In 1948 a young and very idealistic Trappist monk wrote the story of his own conversion. The story was classic: a young man, bursting with life and dreams, searches, desperately and intensely. He runs the gamut – booze, sex, jazz, art, writing, higher learning, travel, anything that can potentially offer respite to a painfully restless heart! He comes home empty, the thirst worse. He turns to God. The prodigal son comes home. In this case, to become a Trappist monk at the Cisterian Abbey at Gethsemani, Kentucky. Most of us read The Seven Storey Mountain. We met Thomas Merton there. But that was 1948. Merton changed, much else changed, in the 20 years until his death in 1968.
Most of us stopped reading Merton, except perhaps for a few of his more directly devotional treatises. We wondered what was happening to him. What we heard, mostly second-hand, left us uneasy. We heard he was struggling with his community, at odds with his abbot, was leaving or had left the Trappists, had neurotic problems, and was more interested in Eastern mysticism than in Christianity. The Trappists’ prize child, it seemed, had become their enfant terrible. Monica Furlong, in a recent biography of Merton (Merton: A Biography, Harper and Row, 1980), gives us a good look at the complex phenomenon which was Thomas Merton. It is a book I heartily recommend. It contains something for everyone. I say this despite the fact that the book has been severely criticized (and justly, so, I submit). For instance, John Eudes Bamberger, abbot of Genessee Abbey, Piffard, N.Y., who lived with Merton for nearly 20 years, contends that Furlong stylizes the facts to make them fit her own thesis, namely, that the Trappists stifled Merton and that he would have blossomed far more, both as writer and artist, outside of their monastic community. In the end, Furlong is out of sympathy with the monastic endeavor. She slants some of the facts accordingly.

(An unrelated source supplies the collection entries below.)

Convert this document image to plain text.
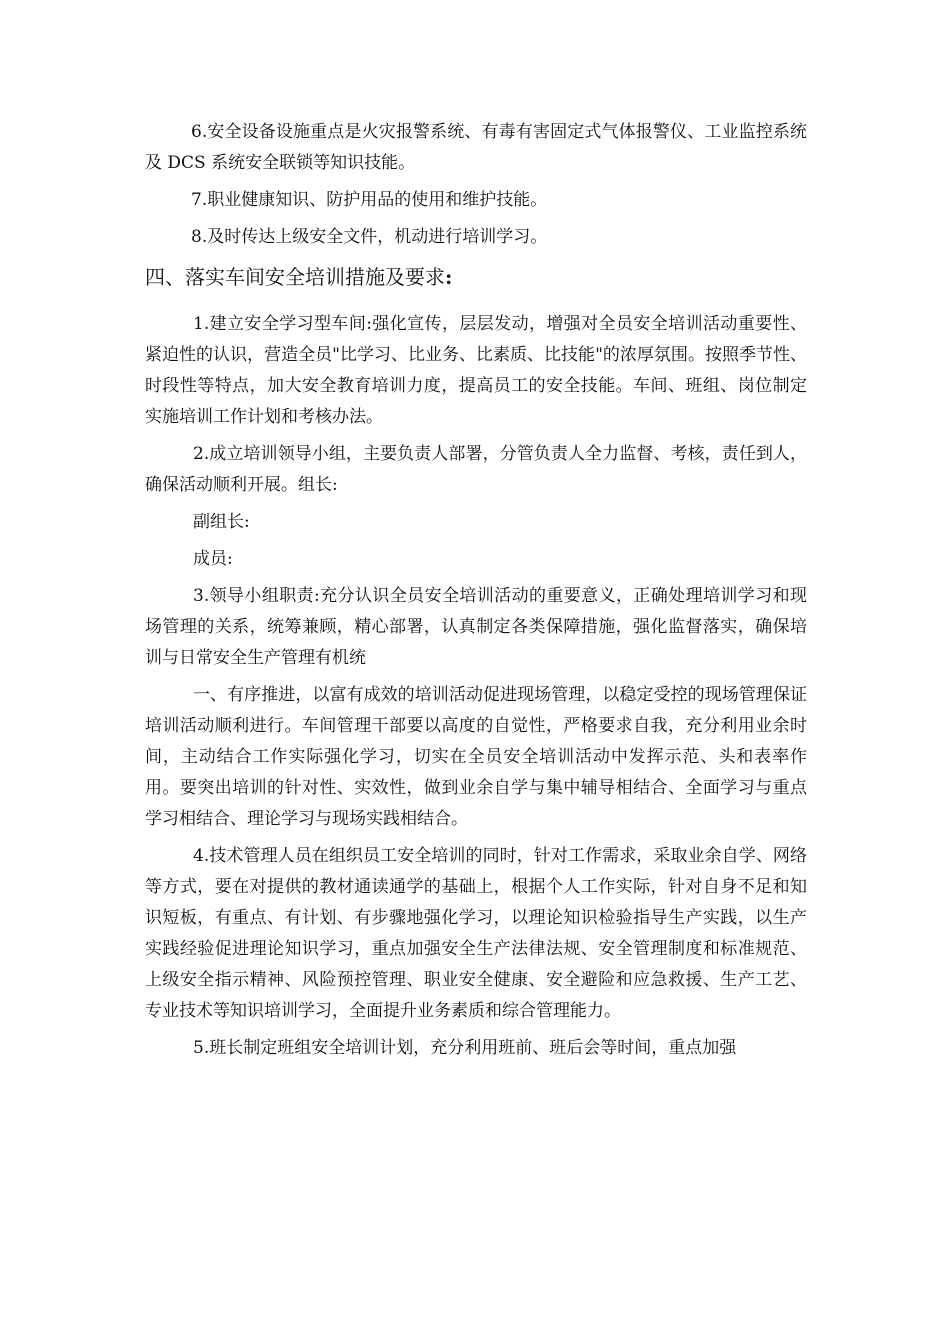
6.安全设备设施重点是火灾报警系统、有毒有害固定式气体报警仪、工业监控系统及 DCS 系统安全联锁等知识技能。

7.职业健康知识、防护用品的使用和维护技能。

8.及时传达上级安全文件，机动进行培训学习。

四、落实车间安全培训措施及要求:

1.建立安全学习型车间:强化宣传，层层发动，增强对全员安全培训活动重要性、紧迫性的认识，营造全员"比学习、比业务、比素质、比技能"的浓厚氛围。按照季节性、时段性等特点，加大安全教育培训力度，提高员工的安全技能。车间、班组、岗位制定实施培训工作计划和考核办法。

2.成立培训领导小组，主要负责人部署，分管负责人全力监督、考核，责任到人，确保活动顺利开展。组长:

副组长:

成员:

3.领导小组职责:充分认识全员安全培训活动的重要意义，正确处理培训学习和现场管理的关系，统筹兼顾，精心部署，认真制定各类保障措施，强化监督落实，确保培训与日常安全生产管理有机统

一、有序推进，以富有成效的培训活动促进现场管理，以稳定受控的现场管理保证培训活动顺利进行。车间管理干部要以高度的自觉性，严格要求自我，充分利用业余时间，主动结合工作实际强化学习，切实在全员安全培训活动中发挥示范、头和表率作用。要突出培训的针对性、实效性，做到业余自学与集中辅导相结合、全面学习与重点学习相结合、理论学习与现场实践相结合。

4.技术管理人员在组织员工安全培训的同时，针对工作需求，采取业余自学、网络等方式，要在对提供的教材通读通学的基础上，根据个人工作实际，针对自身不足和知识短板，有重点、有计划、有步骤地强化学习，以理论知识检验指导生产实践，以生产实践经验促进理论知识学习，重点加强安全生产法律法规、安全管理制度和标准规范、上级安全指示精神、风险预控管理、职业安全健康、安全避险和应急救援、生产工艺、专业技术等知识培训学习，全面提升业务素质和综合管理能力。

5.班长制定班组安全培训计划，充分利用班前、班后会等时间，重点加强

Be that as it may, the book is a great one nonetheless. Furlong gives us a deep insight into Merton’s unconverted, prodigal years. She chronicles his struggles – his early rootlessness, the effect of his mother’s death, and his unsatisfying pilgrimage through sex, alcohol, and art – in a way which is far more honest (and thus ultimately more inspirational for us) than is Merton’s own autobiography which only hints in a generic way at his dark past. As such the book offers much to any heart whose restlessness has taken it down roads far from the Father’s house. Furlong’s description of Merton’s early struggles is good, honest, and interesting. It is, indeed, a description of Merton’s dark night of the senses. More interesting, however, is her outline of Merton’s post-Seven Storey Mountain struggles. The real mountain, for him, remained still to be climbed! The prodigal son who had found his way home had now to contend with the far less glamorous and more difficult task of remaining there – and finding there ways to express his energy and love. In the second half of the book, Furlong gives us an insight into the real grist from which Merton’s ultimate sanctity springs, his dark night of the spirit.
His struggle, as is evident, is not ultimately with his abbot, nor with his community, but is the struggle of the rich young man trying to enter the kingdom through the eye of a needle. And it is a love story, a true love story. Like all true love stories: In the beginning there is passion, in the middle there is much pain and doubt, in the end there is peace. Merton was a man gifted and rich in mind and heart. Talented and restless. After some prodigal years he turns up at his Father’s house – but he meets there not the glorified Christ of the resurrection but the Christ who is incarnated in flawed human flesh, in a concrete community. The love story follows, unglamorous but real: commitment, superiors, tasteless tasks, deadlines, community pettiness, narrowness, all interwoven with freedom, giving, dreams, and greatness. His heart pulls him on one way, his talent pulls him in another, his community pulls him in ways he would rather not go, and his God pulls him always. There is some giving and some taking, some good times and bad, some ulcers, some suspected neurosis, much frustration, occasional bitterness. He suffers, his community suffers; both grow. In the end there is peace, deep peace…with God, with his community, with the world community, and within himself. He made it! He sorted through the riddle. He found his way home from exile.
We can be helped by reading his story.